The PI Module Database (ModuleDB) is a hierarchical data structure introduced by OSIsoft years ago. This hierarchical data structure comes free with every PI server and is often overlooked (people don't bother configuring it).

Example of PI ModuleDB

You see, the purpose of the ModuleDB is to account for the units of your physical plant. Perhaps you are a biologics manufacturing facility with bioreactors, mixing tanks, centrifuges and chromatography columns. Or perhaps you're a sulfuric acid plant with a blower, furnace and stack. You have equipment big and small whose I/O are sending data to the PLC/DCS that then send the data to PI. You can describe your physical units with the PI ModuleDB.

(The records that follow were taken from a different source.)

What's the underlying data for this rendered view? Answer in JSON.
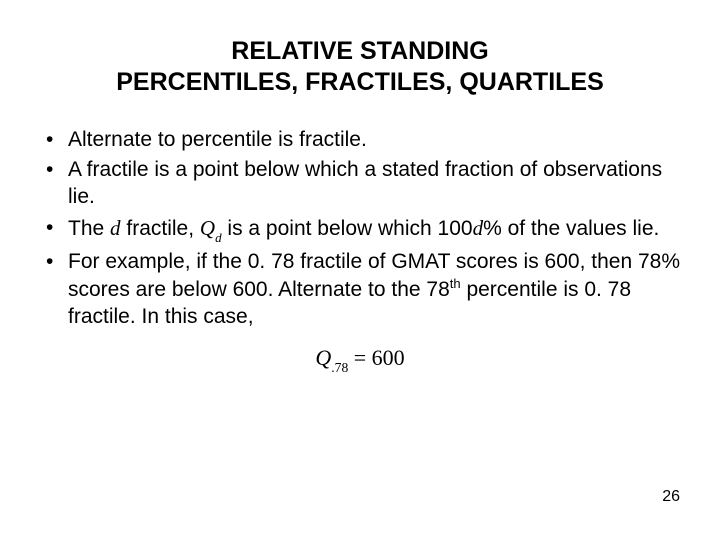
{
  "title_line1": "RELATIVE STANDING",
  "title_line2": "PERCENTILES, FRACTILES, QUARTILES",
  "bullets": {
    "b1": "Alternate to percentile is fractile.",
    "b2": "A fractile is a point below which a stated fraction of observations lie.",
    "b3_pre": "The ",
    "b3_dvar": "d",
    "b3_mid": " fractile, ",
    "b3_Q": "Q",
    "b3_Qsub": "d",
    "b3_post1": "  is a point below which 100",
    "b3_post_d": "d",
    "b3_post2": "% of the values lie.",
    "b4_pre": "For example, if the 0. 78 fractile of GMAT scores is 600, then 78% scores are below 600. Alternate to the 78",
    "b4_th": "th",
    "b4_post": " percentile is 0. 78 fractile. In this case,"
  },
  "equation": {
    "Q": "Q",
    "sub": ".78",
    "eq": " = ",
    "rhs": "600"
  },
  "page_number": "26",
  "colors": {
    "bg": "#ffffff",
    "text": "#000000"
  },
  "fontsizes": {
    "title": 25,
    "body": 21,
    "equation": 22,
    "pagenum": 16
  }
}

The big deal with the ModuleDB is that you get to associate these I/O (tags) with the unit to which they belong; and then you get to label (create an alias) that tag something other than the instrument address (which is gibberish to most people anyway). For example:

AIC447A05.VALUE

is not as memorable as

T447 Optical Density

The reason having unit/aliases is important is that it makes PI relevant; it brings PI tags closer to the community of users that talk about it. Walk around your plant and listen to the operators, supes, engineers and managers talk. Are they talking about the pH on Bay 1 or are they talking about AIC510A01.PV?

Chances are, their words refer to some parameter/measurement on the unit rather than to the tagname... which is mostly known by just the folks in automation or instrumentation.

Configuring the PI ModuleDB to represent your physical plant and then associating the relevant tags to those units via alias is a high-bang, low-buck activity that will pay dividends for years to come.